New Treatment for aTTP Gains Approval in Europe

According to a story from, the drug Cablivi, also known as caplacizumab, has been granted marketing authorization by the European Commission. Cablivi is meant to treat acquired thrombotic thrombocytopenic purpura (aTTP), a rare disorder that affects blood clotting. This is the first drug to gain approval for the treatment of aTTP.

About aTTP

Acquired thrombotic thrombocytopenia purpura (aTTP) is a rare disorder which is characterized by the appearance of microscopic blood clots that affect the small blood vessels and cause low platelet counts. In the acquired form of the disease, the cause is either the result of autoimmune activity or aTTP may appear as the result of another medical condition, drug use, or disease.
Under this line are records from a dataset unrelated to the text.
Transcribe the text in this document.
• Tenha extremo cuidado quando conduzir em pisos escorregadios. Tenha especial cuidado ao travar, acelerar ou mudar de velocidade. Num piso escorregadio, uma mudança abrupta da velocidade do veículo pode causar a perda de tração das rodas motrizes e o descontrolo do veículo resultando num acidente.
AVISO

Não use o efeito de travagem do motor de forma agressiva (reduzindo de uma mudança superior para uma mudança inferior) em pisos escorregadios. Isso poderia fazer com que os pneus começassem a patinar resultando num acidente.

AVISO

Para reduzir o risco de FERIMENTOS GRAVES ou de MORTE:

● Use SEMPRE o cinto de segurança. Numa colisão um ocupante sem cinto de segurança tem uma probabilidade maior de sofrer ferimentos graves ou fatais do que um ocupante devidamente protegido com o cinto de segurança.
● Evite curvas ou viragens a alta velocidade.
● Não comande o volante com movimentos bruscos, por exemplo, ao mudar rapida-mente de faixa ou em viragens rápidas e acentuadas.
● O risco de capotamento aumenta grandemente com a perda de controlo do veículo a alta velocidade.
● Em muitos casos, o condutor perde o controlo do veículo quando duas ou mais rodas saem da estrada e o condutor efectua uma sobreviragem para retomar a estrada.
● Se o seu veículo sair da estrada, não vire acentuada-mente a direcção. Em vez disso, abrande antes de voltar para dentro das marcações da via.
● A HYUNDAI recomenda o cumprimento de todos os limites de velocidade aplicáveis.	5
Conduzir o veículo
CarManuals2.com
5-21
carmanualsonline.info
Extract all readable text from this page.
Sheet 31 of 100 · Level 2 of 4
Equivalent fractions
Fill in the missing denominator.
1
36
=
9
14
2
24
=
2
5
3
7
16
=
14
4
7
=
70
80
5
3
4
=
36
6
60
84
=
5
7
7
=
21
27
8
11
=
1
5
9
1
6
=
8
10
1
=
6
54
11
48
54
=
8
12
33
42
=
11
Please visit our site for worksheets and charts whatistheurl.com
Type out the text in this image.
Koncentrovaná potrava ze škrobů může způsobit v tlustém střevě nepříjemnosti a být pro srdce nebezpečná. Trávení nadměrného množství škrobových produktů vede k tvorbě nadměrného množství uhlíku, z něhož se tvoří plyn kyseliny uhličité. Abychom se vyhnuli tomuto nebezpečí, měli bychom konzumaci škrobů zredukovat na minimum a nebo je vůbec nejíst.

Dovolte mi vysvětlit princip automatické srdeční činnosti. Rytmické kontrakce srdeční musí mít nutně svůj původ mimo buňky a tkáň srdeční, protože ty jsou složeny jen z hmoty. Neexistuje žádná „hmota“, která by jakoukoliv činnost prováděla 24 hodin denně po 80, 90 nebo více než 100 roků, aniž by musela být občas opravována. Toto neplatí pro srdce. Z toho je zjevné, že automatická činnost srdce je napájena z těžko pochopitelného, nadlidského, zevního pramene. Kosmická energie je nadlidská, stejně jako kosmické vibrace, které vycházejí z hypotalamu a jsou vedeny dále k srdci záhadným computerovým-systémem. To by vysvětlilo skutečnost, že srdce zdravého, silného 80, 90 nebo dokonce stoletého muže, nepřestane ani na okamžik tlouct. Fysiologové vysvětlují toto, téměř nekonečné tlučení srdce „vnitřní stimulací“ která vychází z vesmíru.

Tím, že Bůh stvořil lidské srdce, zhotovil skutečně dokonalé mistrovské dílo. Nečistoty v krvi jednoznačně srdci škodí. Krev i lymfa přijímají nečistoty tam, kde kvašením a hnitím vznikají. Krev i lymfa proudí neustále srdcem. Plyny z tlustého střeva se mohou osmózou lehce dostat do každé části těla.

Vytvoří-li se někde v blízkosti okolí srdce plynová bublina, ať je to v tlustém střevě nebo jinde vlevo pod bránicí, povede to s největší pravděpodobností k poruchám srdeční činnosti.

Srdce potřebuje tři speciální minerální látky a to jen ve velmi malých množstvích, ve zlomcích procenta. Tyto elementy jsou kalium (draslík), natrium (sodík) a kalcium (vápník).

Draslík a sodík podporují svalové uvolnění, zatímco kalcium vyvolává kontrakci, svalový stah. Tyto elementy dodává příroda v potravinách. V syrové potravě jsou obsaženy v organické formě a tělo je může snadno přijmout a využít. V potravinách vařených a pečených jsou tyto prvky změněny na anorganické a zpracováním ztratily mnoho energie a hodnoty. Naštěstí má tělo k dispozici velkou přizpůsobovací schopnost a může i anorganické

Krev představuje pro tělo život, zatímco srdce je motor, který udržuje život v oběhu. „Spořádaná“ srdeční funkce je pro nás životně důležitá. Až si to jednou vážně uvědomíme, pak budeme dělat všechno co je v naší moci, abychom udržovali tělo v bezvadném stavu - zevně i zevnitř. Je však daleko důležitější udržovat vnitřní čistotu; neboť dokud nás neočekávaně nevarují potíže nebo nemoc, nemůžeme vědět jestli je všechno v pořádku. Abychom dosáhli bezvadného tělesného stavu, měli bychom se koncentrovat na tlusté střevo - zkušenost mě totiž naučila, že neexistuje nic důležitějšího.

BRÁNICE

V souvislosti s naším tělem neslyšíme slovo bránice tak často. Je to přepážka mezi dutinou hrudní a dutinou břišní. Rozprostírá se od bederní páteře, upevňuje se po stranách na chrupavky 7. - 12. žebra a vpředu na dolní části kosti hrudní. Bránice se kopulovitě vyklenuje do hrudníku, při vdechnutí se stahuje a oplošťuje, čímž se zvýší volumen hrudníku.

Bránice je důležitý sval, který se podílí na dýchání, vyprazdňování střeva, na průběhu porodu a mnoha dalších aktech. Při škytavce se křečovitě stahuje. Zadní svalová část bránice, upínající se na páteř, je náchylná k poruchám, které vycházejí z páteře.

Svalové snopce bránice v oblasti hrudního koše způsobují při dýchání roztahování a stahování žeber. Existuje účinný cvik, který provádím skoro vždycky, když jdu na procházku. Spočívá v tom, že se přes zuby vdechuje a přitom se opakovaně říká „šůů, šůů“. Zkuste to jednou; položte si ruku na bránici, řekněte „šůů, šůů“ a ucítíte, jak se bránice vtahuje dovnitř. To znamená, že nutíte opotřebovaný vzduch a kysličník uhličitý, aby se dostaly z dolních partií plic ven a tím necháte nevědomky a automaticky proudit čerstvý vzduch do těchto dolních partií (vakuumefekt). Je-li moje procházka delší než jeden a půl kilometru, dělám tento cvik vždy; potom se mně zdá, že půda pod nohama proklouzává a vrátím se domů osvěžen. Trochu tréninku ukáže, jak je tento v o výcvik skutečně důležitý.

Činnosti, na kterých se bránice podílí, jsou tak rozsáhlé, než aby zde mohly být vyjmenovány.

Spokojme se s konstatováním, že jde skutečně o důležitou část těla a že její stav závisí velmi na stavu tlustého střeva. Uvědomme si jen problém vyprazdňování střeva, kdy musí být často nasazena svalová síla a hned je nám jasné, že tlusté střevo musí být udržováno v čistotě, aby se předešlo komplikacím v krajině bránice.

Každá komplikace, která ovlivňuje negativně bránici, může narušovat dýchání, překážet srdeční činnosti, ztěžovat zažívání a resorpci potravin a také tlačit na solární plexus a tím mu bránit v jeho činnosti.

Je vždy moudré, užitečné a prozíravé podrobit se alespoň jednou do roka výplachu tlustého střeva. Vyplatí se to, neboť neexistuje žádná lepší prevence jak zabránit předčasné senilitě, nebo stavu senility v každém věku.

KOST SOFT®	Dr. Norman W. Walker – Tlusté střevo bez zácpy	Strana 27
People of African descent appear to be at slightly greater risk. These risk factors include cancer, bone marrow transplant, pregnancy, or HIV. Symptoms include high blood pressure, hemolytic anemia, reduced kidney function, fever, thrombocytopenia, and changes in mental function. Treatment of aTTP often include plasmapharesis and the use of steroids and immune suppressants. This disease is often lethal without treatment, but most patients will survive with prompt intervention. This is a very rare disease, with only about four to five cases per million people appearing in a single year. To learn more about aTTP, click here.

Drug Efficacy

Even with the current treatment standard, aTTP still has a mortality rate of around 20 percent, and most deaths can occur during the first month or so after diagnosis. In research trials, Cablivi was utilized as a supplement to current treatment approaches, and it was able to meaningfully improve several endpoints associated with aTTP, such as a reduced number of symptom recurrences, a reduction in disease-related deaths, and a shorter time to changes in platelet count.

Priority Review in the US

In addition to its approval in the EU, the US Food and Drug Administration (FDA) has accepted Cablivi under Priority Review, with a response expected to be announced in February of next year. The drug works by acting on the ability of platelets to stick together and form the clots that appear with aTTP and can result in serious symptoms such as organ damage.